The labelling patterns did not differ: the main products of CO2 fixation were malate and aspartate. Small amounts of radioactivity appeared also in acids of the tricarboxylic-acid cycle and their transamination products. Since the capacity of epidermis to assimilate CO2 is known to reside in the guard cells, we can state that guard cells continuously take up CO2 if present, and are thus able to recognize the presence of CO2 in their environment at all times.

Epidermal samples exposed to 14CO2 in the light contained only small amounts of radioactive 3-phosphoglyceric acid (3-PGA) and sugar phosphates, or none at all.

Epidermal samples from Commelina communis did not contain labelled 3-PGA if all adhering mesophyll cells had been removed before exposure to 14CO2. Homogenates of clean epidermal strips of Commelina communis were able to convert exogenous ribulose diphosphate to 3-PGA at a low rate, but could not catalyze the conversion of exogenous ribulose-5-phosphate to ribulose diphosphate.

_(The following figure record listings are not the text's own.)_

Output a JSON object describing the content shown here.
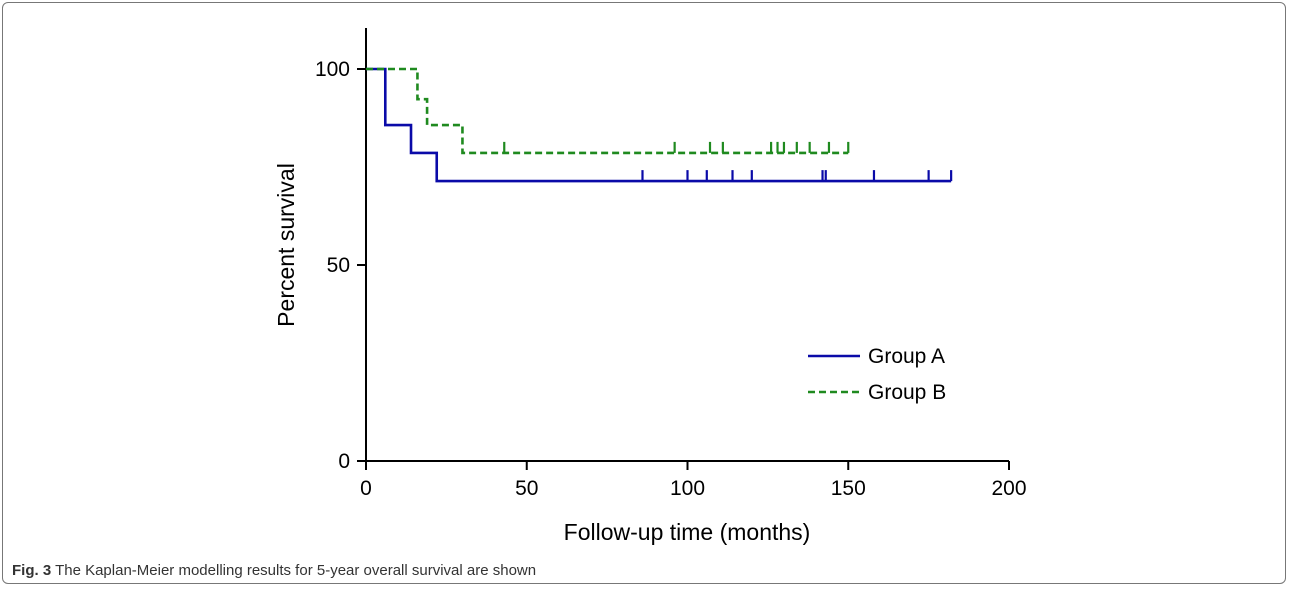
{
  "caption": {
    "label": "Fig. 3",
    "text": " The Kaplan-Meier modelling results for 5-year overall survival are shown"
  },
  "chart_data": {
    "type": "line",
    "subtype": "kaplan-meier-step",
    "title": "",
    "xlabel": "Follow-up time (months)",
    "ylabel": "Percent survival",
    "xlim": [
      0,
      200
    ],
    "ylim": [
      0,
      100
    ],
    "xticks": [
      0,
      50,
      100,
      150,
      200
    ],
    "yticks": [
      0,
      50,
      100
    ],
    "grid": false,
    "legend_position": "bottom-right",
    "series": [
      {
        "name": "Group A",
        "color": "#0a0aa8",
        "style": "solid",
        "steps": [
          [
            0,
            100
          ],
          [
            6,
            85.7
          ],
          [
            14,
            78.6
          ],
          [
            22,
            71.4
          ],
          [
            182,
            71.4
          ]
        ],
        "censored": [
          86,
          100,
          106,
          114,
          120,
          142,
          143,
          158,
          175,
          182
        ]
      },
      {
        "name": "Group B",
        "color": "#1f8a1f",
        "style": "dashed",
        "steps": [
          [
            0,
            100
          ],
          [
            16,
            92.3
          ],
          [
            19,
            85.7
          ],
          [
            30,
            78.6
          ],
          [
            150,
            78.6
          ]
        ],
        "censored": [
          43,
          96,
          107,
          111,
          126,
          128,
          130,
          134,
          138,
          144,
          150
        ]
      }
    ]
  }
}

Guard cells of Commelina communis, and probably also those of Tulipa gesneriana, appear not to possess the reductive pentosephosphate pathway, despite the presence of chloroplasts. In such species, the guard cells will have to rely on import in order to maintain their carbon balance.

Earlier findings of photosynthetic reduction of CO2 by epidermal tissues were probably obtained with samples that were contaminated with mesophyll cells.